Putin insists his government is not planning to turn the country into a closed economy and argued that even in the sensitive energy sector, it is more open than most energy exporters.

"Unlike the Opec countries, we have completely privatised our oil sector and we now have only two companies with state participation. Gazprom has 49 per cent of its shares on the market," he said, referring to the huge gas giant.

"Russia has long since become part of the world economy. It makes no sense at all for one part of the global economy to discriminate against another and be afraid of opening up to it," he said, just before the G8 summit, in an interview with foreign media, where his comments about targeting Europe with nuclear missiles caught the headlines instead.

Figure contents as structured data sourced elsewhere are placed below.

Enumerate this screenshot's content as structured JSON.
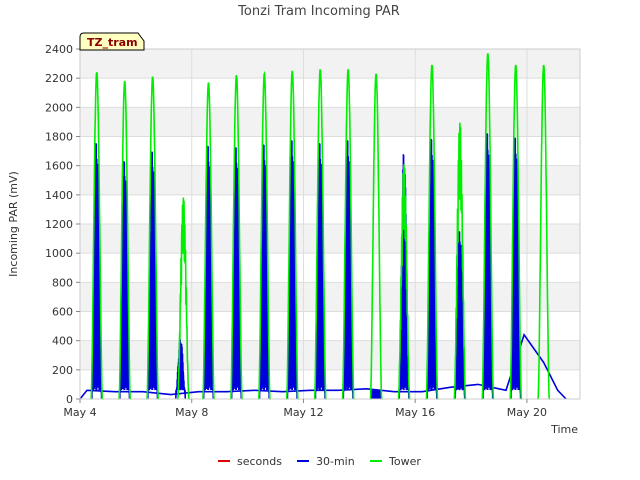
{
  "chart_data": {
    "type": "line",
    "title": "Tonzi Tram Incoming PAR",
    "xlabel": "Time",
    "ylabel": "Incoming PAR (mV)",
    "badge": "TZ_tram",
    "xlim": [
      4,
      21.9
    ],
    "ylim": [
      0,
      2400
    ],
    "x_ticks": [
      4,
      8,
      12,
      16,
      20
    ],
    "x_tick_labels": [
      "May 4",
      "May 8",
      "May 12",
      "May 16",
      "May 20"
    ],
    "y_ticks": [
      0,
      200,
      400,
      600,
      800,
      1000,
      1200,
      1400,
      1600,
      1800,
      2000,
      2200,
      2400
    ],
    "y_tick_labels": [
      "0",
      "200",
      "400",
      "600",
      "800",
      "1000",
      "1200",
      "1400",
      "1600",
      "1800",
      "2000",
      "2200",
      "2400"
    ],
    "grid": true,
    "legend_position": "bottom",
    "series": [
      {
        "name": "seconds",
        "color": "#dd0000",
        "points": []
      },
      {
        "name": "30-min",
        "color": "#0000dd",
        "daily_peaks": [
          [
            4.6,
            1830
          ],
          [
            5.6,
            1700
          ],
          [
            6.6,
            1770
          ],
          [
            7.6,
            430
          ],
          [
            8.6,
            1810
          ],
          [
            9.6,
            1800
          ],
          [
            10.6,
            1820
          ],
          [
            11.6,
            1850
          ],
          [
            12.6,
            1830
          ],
          [
            13.6,
            1850
          ],
          [
            14.6,
            0
          ],
          [
            15.6,
            1750
          ],
          [
            16.6,
            1860
          ],
          [
            17.6,
            1200
          ],
          [
            18.6,
            1900
          ],
          [
            19.6,
            1870
          ]
        ],
        "night_baseline": [
          [
            4.0,
            0
          ],
          [
            4.25,
            60
          ],
          [
            5.25,
            50
          ],
          [
            6.25,
            50
          ],
          [
            7.25,
            30
          ],
          [
            8.25,
            50
          ],
          [
            9.25,
            50
          ],
          [
            10.25,
            60
          ],
          [
            11.25,
            50
          ],
          [
            12.25,
            60
          ],
          [
            13.25,
            60
          ],
          [
            14.25,
            70
          ],
          [
            15.25,
            50
          ],
          [
            16.25,
            50
          ],
          [
            17.25,
            80
          ],
          [
            18.25,
            100
          ],
          [
            19.25,
            60
          ],
          [
            19.9,
            440
          ],
          [
            20.6,
            250
          ],
          [
            21.1,
            60
          ],
          [
            21.4,
            0
          ]
        ]
      },
      {
        "name": "Tower",
        "color": "#00ee00",
        "daily_peaks": [
          [
            4.6,
            2240
          ],
          [
            5.6,
            2180
          ],
          [
            6.6,
            2210
          ],
          [
            7.7,
            1400
          ],
          [
            8.6,
            2170
          ],
          [
            9.6,
            2220
          ],
          [
            10.6,
            2230
          ],
          [
            11.6,
            2250
          ],
          [
            12.6,
            2260
          ],
          [
            13.6,
            2260
          ],
          [
            14.6,
            2230
          ],
          [
            15.6,
            1630
          ],
          [
            16.6,
            2290
          ],
          [
            17.6,
            1920
          ],
          [
            18.6,
            2370
          ],
          [
            19.6,
            2290
          ],
          [
            20.6,
            2290
          ]
        ]
      }
    ]
  }
}
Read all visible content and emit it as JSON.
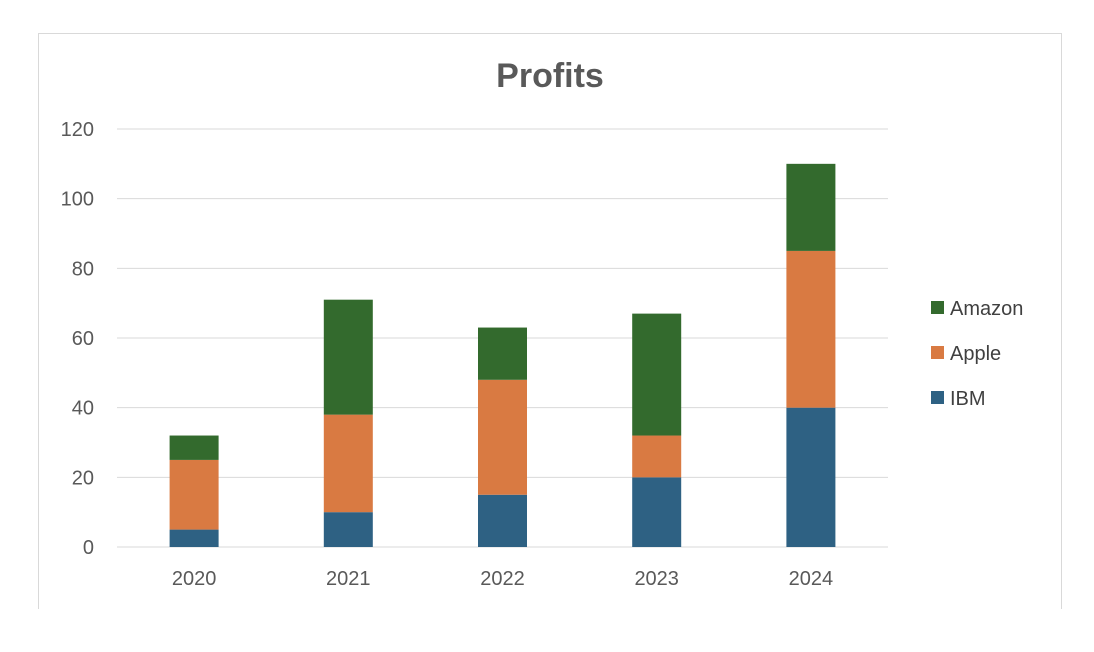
{
  "chart_data": {
    "type": "bar",
    "stacked": true,
    "title": "Profits",
    "xlabel": "",
    "ylabel": "",
    "categories": [
      "2020",
      "2021",
      "2022",
      "2023",
      "2024"
    ],
    "ylim": [
      0,
      120
    ],
    "yticks": [
      0,
      20,
      40,
      60,
      80,
      100,
      120
    ],
    "grid": true,
    "legend_position": "right",
    "series": [
      {
        "name": "IBM",
        "color": "#2e6183",
        "values": [
          5,
          10,
          15,
          20,
          40
        ]
      },
      {
        "name": "Apple",
        "color": "#d97a42",
        "values": [
          20,
          28,
          33,
          12,
          45
        ]
      },
      {
        "name": "Amazon",
        "color": "#336a2d",
        "values": [
          7,
          33,
          15,
          35,
          25
        ]
      }
    ]
  }
}
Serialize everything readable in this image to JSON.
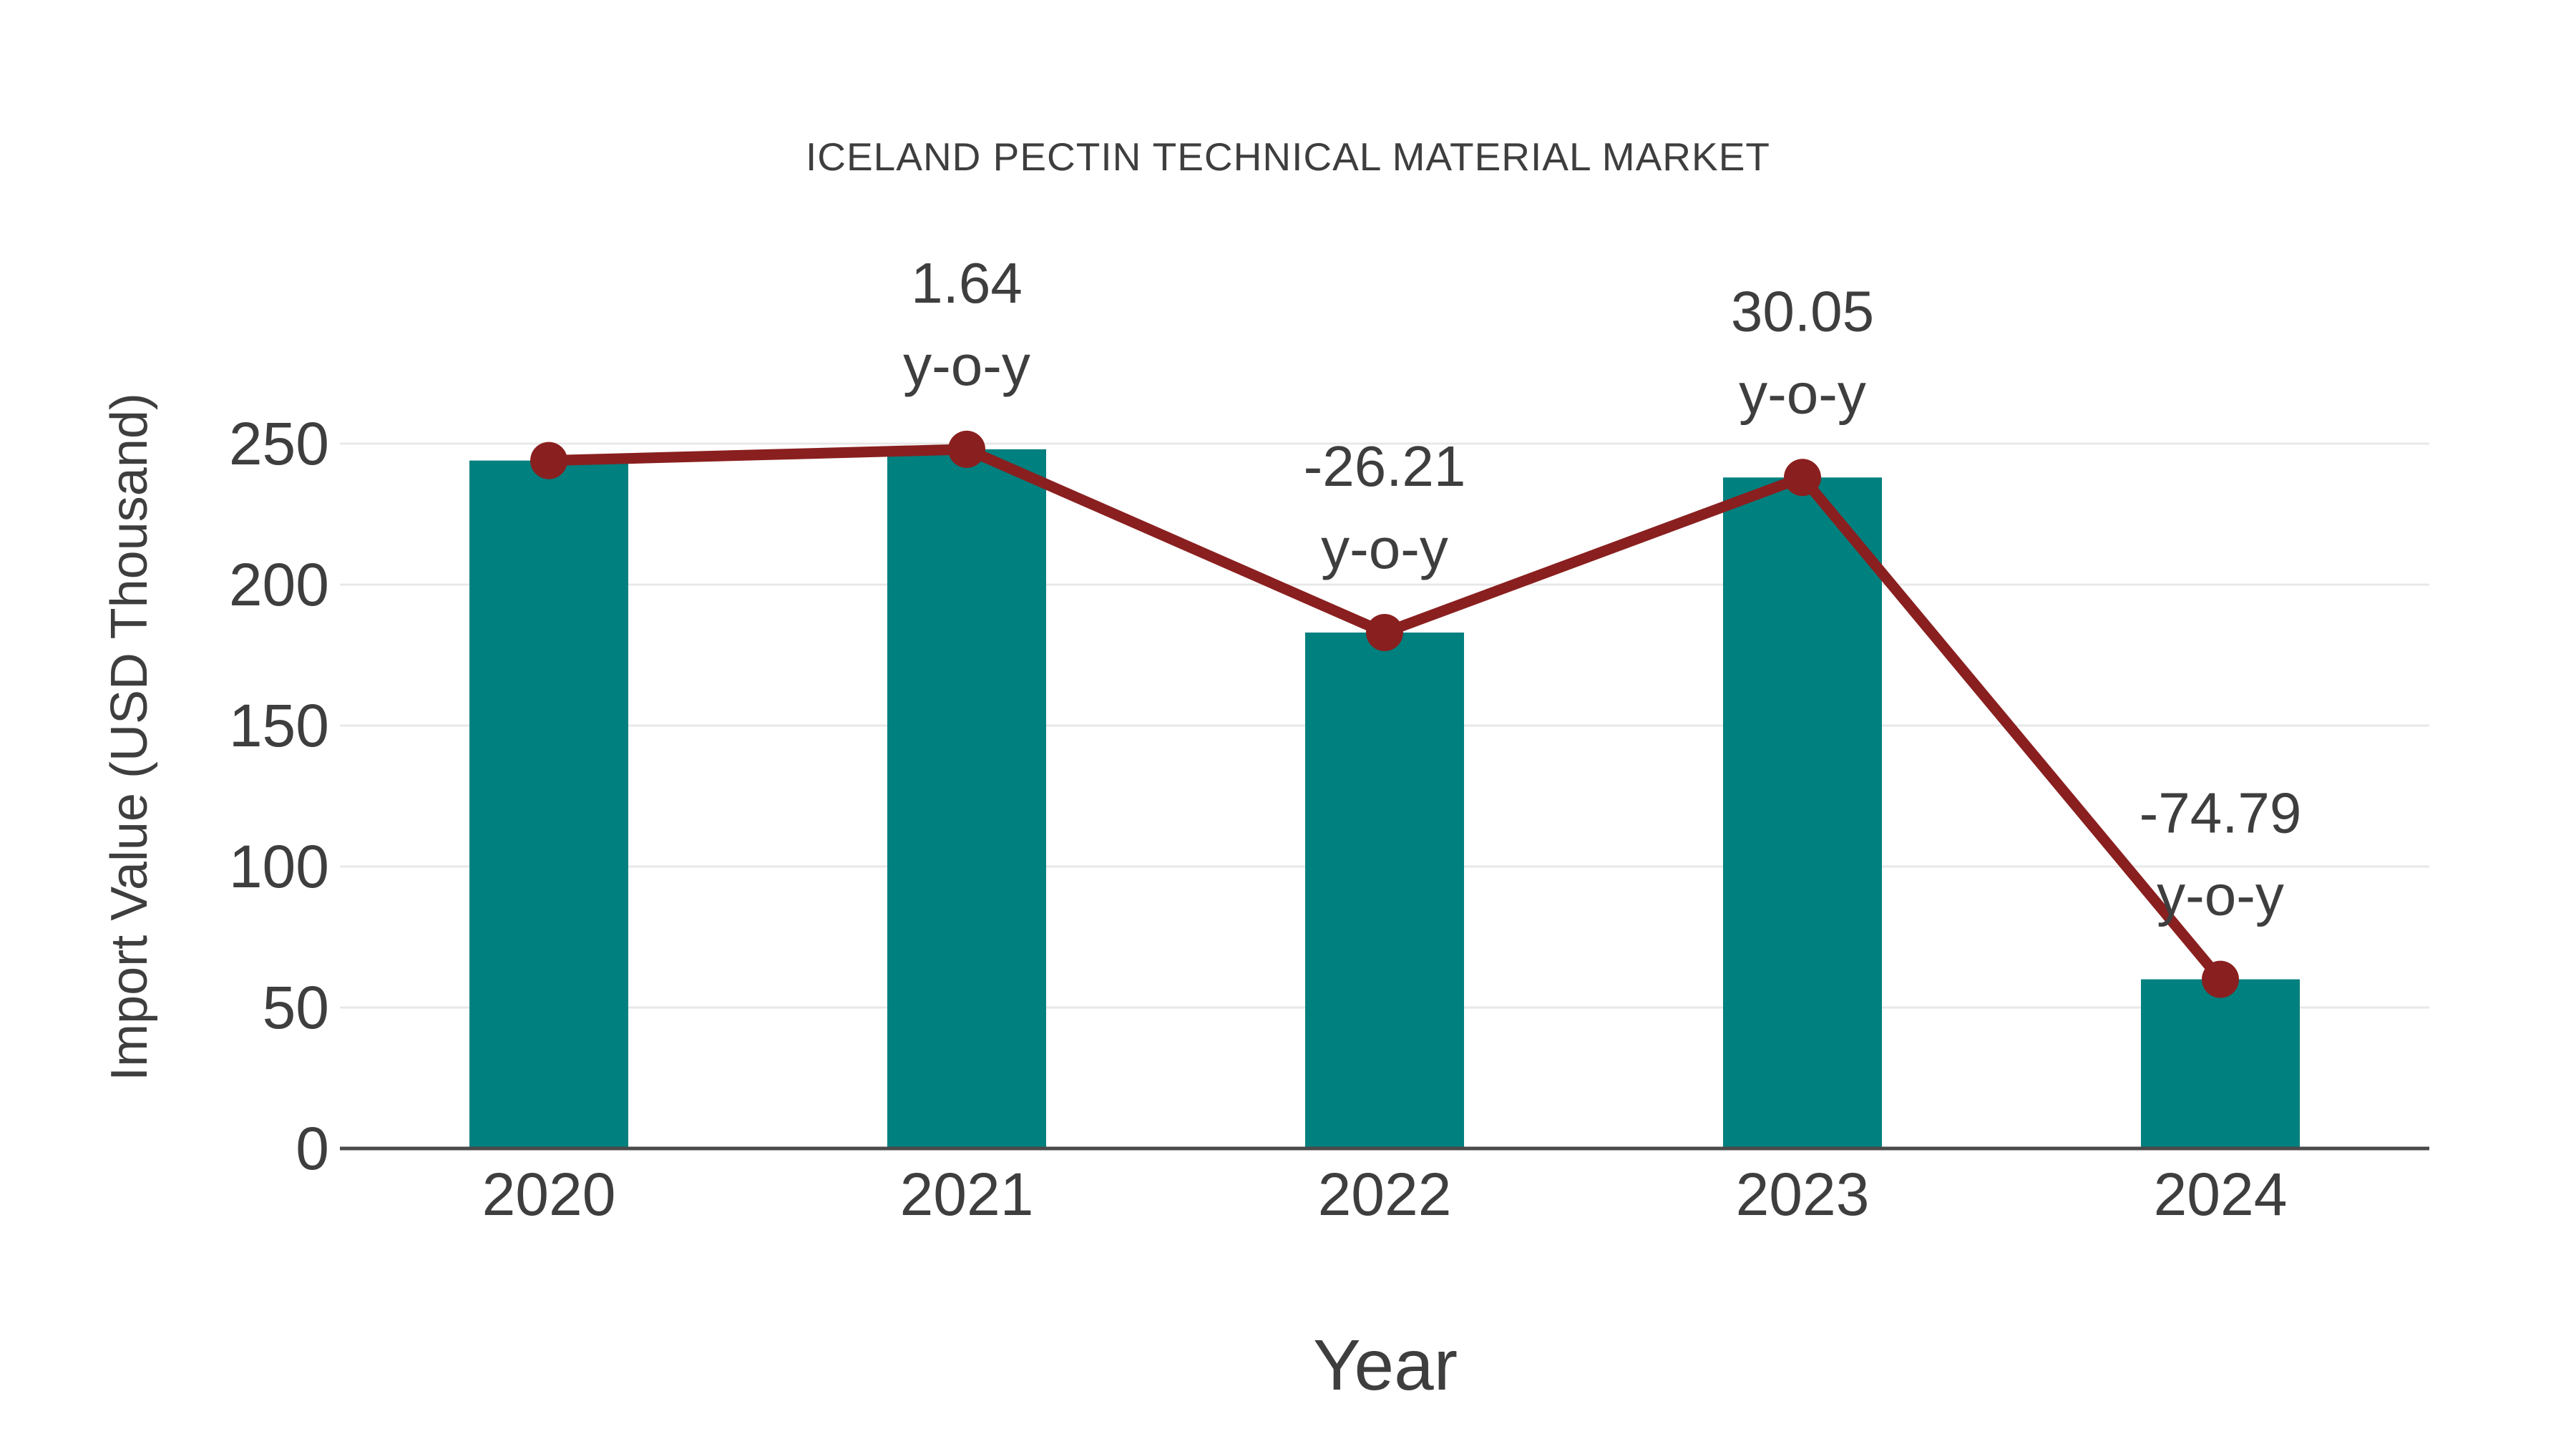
{
  "chart_data": {
    "type": "bar",
    "title": "ICELAND PECTIN TECHNICAL MATERIAL MARKET",
    "xlabel": "Year",
    "ylabel": "Import Value (USD Thousand)",
    "categories": [
      "2020",
      "2021",
      "2022",
      "2023",
      "2024"
    ],
    "series": [
      {
        "name": "Import Value (USD Thousand)",
        "type": "bar",
        "values": [
          244,
          248,
          183,
          238,
          60
        ],
        "color": "#00807E"
      },
      {
        "name": "Import Value trend line",
        "type": "line",
        "values": [
          244,
          248,
          183,
          238,
          60
        ],
        "color": "#8A1F1F"
      }
    ],
    "annotations": [
      {
        "category": "2021",
        "value": "1.64",
        "label": "y-o-y"
      },
      {
        "category": "2022",
        "value": "-26.21",
        "label": "y-o-y"
      },
      {
        "category": "2023",
        "value": "30.05",
        "label": "y-o-y"
      },
      {
        "category": "2024",
        "value": "-74.79",
        "label": "y-o-y"
      }
    ],
    "yticks": [
      0,
      50,
      100,
      150,
      200,
      250
    ],
    "ylim": [
      0,
      250
    ],
    "grid": true,
    "legend_position": "none"
  },
  "colors": {
    "bar": "#00807E",
    "line": "#8A1F1F",
    "text": "#3E3E3E",
    "gridline": "#E8E8E8",
    "axis": "#4A4A4A",
    "background": "#FFFFFF"
  }
}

Trying to read beyond Putin's comments has sharply divided economic commentators. One of his sharpest critics, Andrei Illarionov, was once a leading Kremlin economic adviser and its "sherpa" at the G8.

Now he complains Russia is deliberately straining relations with the other G8 countries for electoral reasons.

Illarionov, who now heads the Institute for Economic Analysis in Moscow, argues that Russia is provoking foreign leaders into criticism of the country so it can in turn declare the West an enemy and mobilise the electorate to back its own candidate to succeed Putin.

Others have strained to find a middle ground, such as the Irish-born head of research with AlfaBank in Moscow, Chris Weafer. He argues that the outside world must accept that Russia sees itself as stronger and more willing to assert its agenda.

"Investors largely discount the sort of rhetoric heard from all parties over the past six months as 'politicking'. But, at the same time, they will be looking for evidence of the better, more pragmatic, relationship required to help sustain economic progress in Russia in 2008 and beyond.

"The EU is frustrated because of Russia's continued preoccupation with asset recovery in the energy sector and the lack of progress in actually developing those assets. It is also frustrated by the lack of clarity in the investment rules caused by such issues as Kovykta," said Weafer, referring to the looming decision which could cost the BP-controlled consortium its licence to develop a massive gas field.

As the G8 ended and Putin offered a compromise on the site for the new US missile shield, suggesting it should be placed in Azerbaijan, not Poland, it seemed that talks of a new cold war may be just a little premature, after all.